Up to now, institutional investors have mostly sought to address climate change and other environmental concerns with corporations whose shares they hold through shareholder engagement. That is the approach favored by Maryland along with other large U.S. public funds. Besides CalPERS and CalSTRS, those include the New York State Common Retirement Fund, the New York City Pension Funds, the North Carolina Retirement Systems, the Florida State Board of Administration and the Connecticut Retirement Plans and Trust Funds.

They and other institutional investors typically seek to frame these discussions around risk and, potentially, profit as opposed to abstract notions of social or environmental good. “There is a whole set of assumptions that people often make when they hear terms like ESG and sustainability,” says Rob Lake, director of strategic development for the United Nations Principles of Responsible Investment, which brings together investors to address ESG concerns. In the U.S. those assumptions typically involve increased cost resulting from new regulations, rather than as an investment or profit-making opportunity as a result of new revenue opportunities as well as potential cost reductions. London-based Lake says that part of the job of shareholders here is to change that outlook.

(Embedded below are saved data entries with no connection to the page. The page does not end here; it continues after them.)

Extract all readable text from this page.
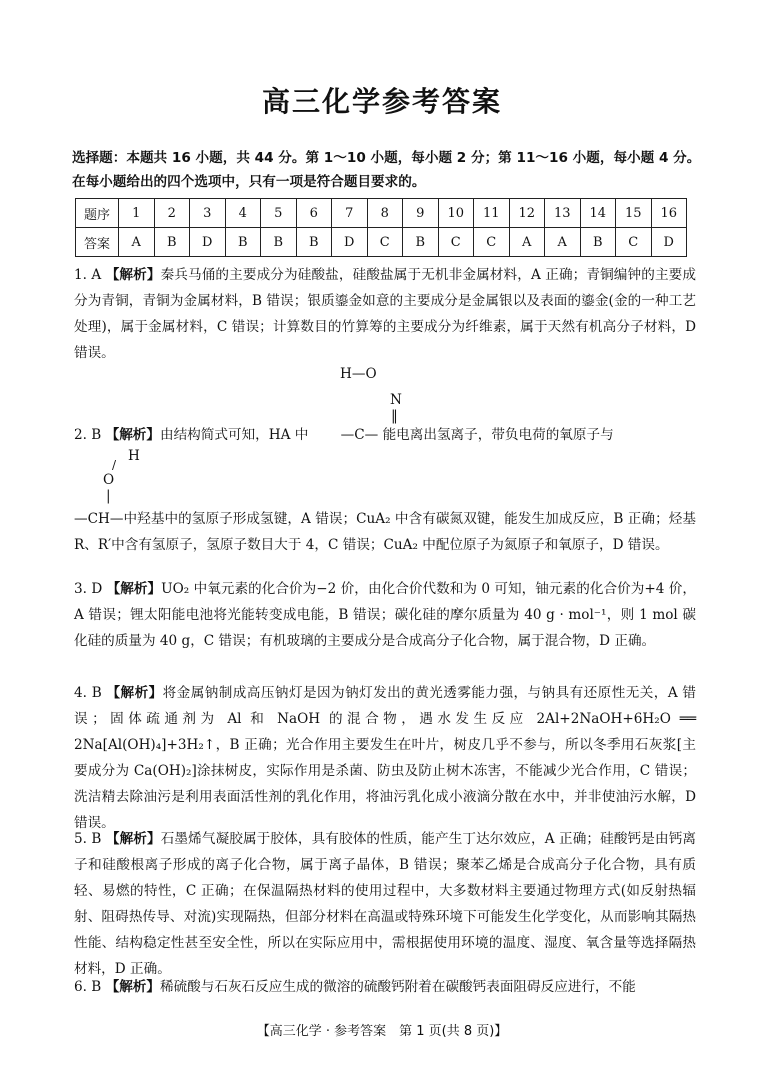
高三化学参考答案
选择题：本题共 16 小题，共 44 分。第 1～10 小题，每小题 2 分；第 11～16 小题，每小题 4 分。在每小题给出的四个选项中，只有一项是符合题目要求的。
题序	1	2	3	4	5	6	7	8	9	10	11	12	13	14	15	16
答案	A	B	D	B	B	B	D	C	B	C	C	A	A	B	C	D
1. A 【解析】秦兵马俑的主要成分为硅酸盐，硅酸盐属于无机非金属材料，A 正确；青铜编钟的主要成分为青铜，青铜为金属材料，B 错误；银质鎏金如意的主要成分是金属银以及表面的鎏金(金的一种工艺处理)，属于金属材料，C 错误；计算数目的竹算筹的主要成分为纤维素，属于天然有机高分子材料，D 错误。
H—O
N
‖
2. B 【解析】由结构简式可知，HA 中 —C— 能电离出氢离子，带负电荷的氧原子与
H
/
O
|
—CH—中羟基中的氢原子形成氢键，A 错误；CuA₂ 中含有碳氮双键，能发生加成反应，B 正确；烃基 R、R′中含有氢原子，氢原子数目大于 4，C 错误；CuA₂ 中配位原子为氮原子和氧原子，D 错误。
3. D 【解析】UO₂ 中氧元素的化合价为−2 价，由化合价代数和为 0 可知，铀元素的化合价为+4 价，A 错误；锂太阳能电池将光能转变成电能，B 错误；碳化硅的摩尔质量为 40 g · mol⁻¹，则 1 mol 碳化硅的质量为 40 g，C 错误；有机玻璃的主要成分是合成高分子化合物，属于混合物，D 正确。
4. B 【解析】将金属钠制成高压钠灯是因为钠灯发出的黄光透雾能力强，与钠具有还原性无关，A 错误；固体疏通剂为 Al 和 NaOH 的混合物，遇水发生反应 2Al+2NaOH+6H₂O ══ 2Na[Al(OH)₄]+3H₂↑，B 正确；光合作用主要发生在叶片，树皮几乎不参与，所以冬季用石灰浆[主要成分为 Ca(OH)₂]涂抹树皮，实际作用是杀菌、防虫及防止树木冻害，不能减少光合作用，C 错误；洗洁精去除油污是利用表面活性剂的乳化作用，将油污乳化成小液滴分散在水中，并非使油污水解，D 错误。
5. B 【解析】石墨烯气凝胶属于胶体，具有胶体的性质，能产生丁达尔效应，A 正确；硅酸钙是由钙离子和硅酸根离子形成的离子化合物，属于离子晶体，B 错误；聚苯乙烯是合成高分子化合物，具有质轻、易燃的特性，C 正确；在保温隔热材料的使用过程中，大多数材料主要通过物理方式(如反射热辐射、阻碍热传导、对流)实现隔热，但部分材料在高温或特殊环境下可能发生化学变化，从而影响其隔热性能、结构稳定性甚至安全性，所以在实际应用中，需根据使用环境的温度、湿度、氧含量等选择隔热材料，D 正确。
6. B 【解析】稀硫酸与石灰石反应生成的微溶的硫酸钙附着在碳酸钙表面阻碍反应进行，不能
【高三化学 · 参考答案　第 1 页(共 8 页)】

But investors are starting to look at other ways to address the issue. Maryland was one of 16 significant institutional asset owners to take part in a Mercer Investment Consulting study on climate change and asset allocation. In February 2011 Mercer issued a report, “Climate Change Scenarios – Implications for Strategic Asset Allocation,” which argued for the need to integrate the potential effects of climate change into strategic asset allocation modeling and found that “climate policy could contribute as much as 10 percent to overall portfolio risk.” The more challenging question of what to do about that risk largely remains unanswered.

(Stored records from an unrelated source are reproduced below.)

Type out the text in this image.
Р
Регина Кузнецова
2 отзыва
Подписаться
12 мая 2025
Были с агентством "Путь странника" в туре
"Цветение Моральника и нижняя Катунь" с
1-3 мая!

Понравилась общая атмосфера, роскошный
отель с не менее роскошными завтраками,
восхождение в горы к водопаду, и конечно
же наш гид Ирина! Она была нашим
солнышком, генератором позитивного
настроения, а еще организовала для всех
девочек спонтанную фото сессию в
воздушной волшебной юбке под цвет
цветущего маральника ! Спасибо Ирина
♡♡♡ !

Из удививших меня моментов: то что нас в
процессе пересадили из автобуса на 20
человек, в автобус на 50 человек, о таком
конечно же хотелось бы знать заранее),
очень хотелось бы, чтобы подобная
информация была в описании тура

Concerned asset owners are asking investment managers to pay attention to ESG matters. To date, investors worth a combined asset value in excess of $30 trillion have signed up to the UN PRI. In a 2011 progress report, the UN said that 81 percent of 198 signatory asset owners that responded to the UN PRI survey said they asked outside money managers about ESG concerns. Mercer has recently announced that it is assigning ESG ratings to managers across asset classes — the first major investment consultant to do so.

Maryland’s Kopp says the state pension fund is starting to talk to the money managers it works with about ESG matters and trying to get them “to make it clear to the companies that they want to see evidence that they are starting to analyze where they are taking the company” on these issues. But even in a state like Maryland, where the effects of climate change are apparent and government officials are responding, change takes time. “We are like a battleship in Maryland,” says Kopp, referring to the retirement fund and its pace of change. Other investors are taking matters a step further with allocations to managers who are, in some way, seeking to respond to or profit from environmental triggers. For example, CalPERS has developed a “green” private equity portfolio that focuses on solar, wind, bio fuels and energy efficiency, albeit with mostly mixed results. Other pension systems, including the North Carolina Retirement Systems, have reported success “greening” their real estate holdings. Kopp says Maryland is considering going this route. “We are looking at allocations of green energies and opportunities, and we are looking at a range of consultants and mangers.” Although Maryland has yet to decide in its favor, she says, “I think it is a very reasonable step to take.”

If the evidence generated from places like the Maryland coastline and the research of Litterman and others is anything to go by, more investors will be taking this step sooner or later.